The OHIM deals with the application at the European Union level. Applications may also be made to the national office.

The application is submitted to the central industrial property office of a member state or Benelux countries which have a single office.

The Office for the Harmonization of the Internal Market conducts an examination and, where applicable, grants the community design to the applicant. There is a community design register. Licenses may be granted.

A registered design may be declared invalid by the office, either on the application or by a court. Invalidity may be declared if;

  • it does not meet the requirements for a community design.
  • the holder does not have the rights to the design.
  • the design constitutes an improper use of a work protected under copyright.

Applications for registration must be in one of the official languages of the EU. It must also specify a second language which must be one of the working languages of the EU.

Biotechnological Inventions

There is legal protection of biotechnological inventions. It clarifies the distinction between what may be patented and what may not be. In particular, the human body at its various stages of formation and development and processes for cloning human beings or modifying the germline genetic identity of human beings may not be patentable.

National laws must conform to the provisions of the directive.

Inventions which involve an inventive step and are susceptible of industrial application are patentable, even though they concern a product consisting of or containing biological materials. Biological materials which are isolated from their natural environment or produced by means of a technical process may also be the subject of a patentable invention.


The following are not patentable;

  • plant and animal varieties.
  • essential biological processes for the production of plants or animals, such as crossing or selection. This does not affect the patentability of inventions which concern a microbiological process.
  • the human body and
  • discovery of one of its elements including the sequence or partial sequence of a gene.
  • an element isolated from the human body or produced by means of a technical process, including a sequence or partial sequence of a gene, may be patentable.

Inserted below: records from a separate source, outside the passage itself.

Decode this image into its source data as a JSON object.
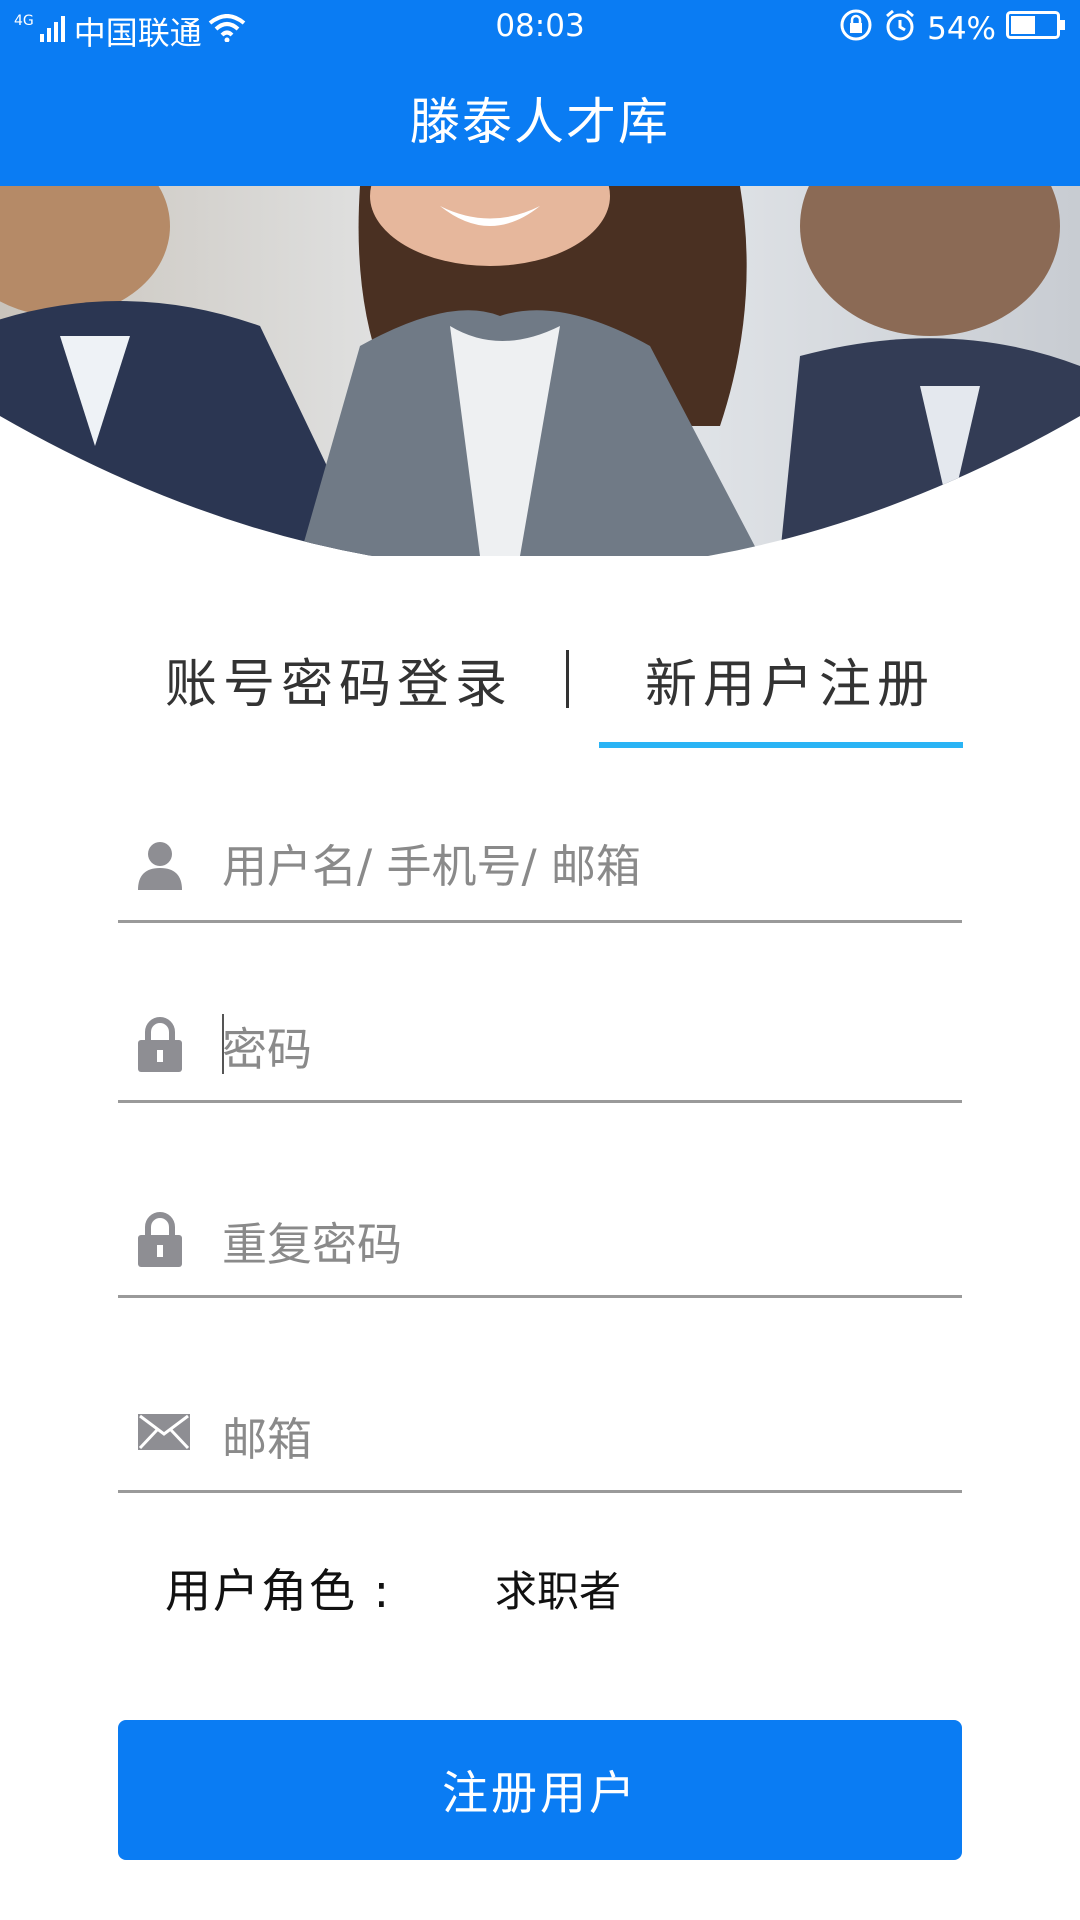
{
  "status_bar": {
    "network": "4G",
    "carrier": "中国联通",
    "time": "08:03",
    "battery": "54%",
    "battery_level": 0.54
  },
  "header": {
    "title": "滕泰人才库"
  },
  "tabs": {
    "login_label": "账号密码登录",
    "register_label": "新用户注册",
    "active": "register"
  },
  "form": {
    "username_placeholder": "用户名/ 手机号/ 邮箱",
    "password_placeholder": "密码",
    "repeat_password_placeholder": "重复密码",
    "email_placeholder": "邮箱",
    "role_label": "用户角色 :",
    "role_value": "求职者",
    "submit_label": "注册用户"
  },
  "colors": {
    "brand": "#0a7cf3",
    "tab_underline": "#2ab4f5",
    "icon_gray": "#8e8e93"
  },
  "icons": {
    "username": "user-icon",
    "password": "lock-icon",
    "repeat_password": "lock-icon",
    "email": "mail-icon"
  }
}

The following are unpatentable when their exploitation would be contrary to public policy or morality.

  • processes for cloning human beings.
  • processes for modifying the germ line genetic identity of human beings.
  • use of human embryos for industrial or commercial purposes.
  • processes for modifying the genetic identity of animals which are likely to cause them suffering without any substantial medical benefit to man or animal and also animals resulting from such processes.

The protection granted by a patent also extends to any biological material derived from the original biological material.

Where a plant breeder cannot use a plant variety without infringing a patent, he may apply for a compulsory licence for non-exclusive use of the invention, subject to payment of an appropriate royalty.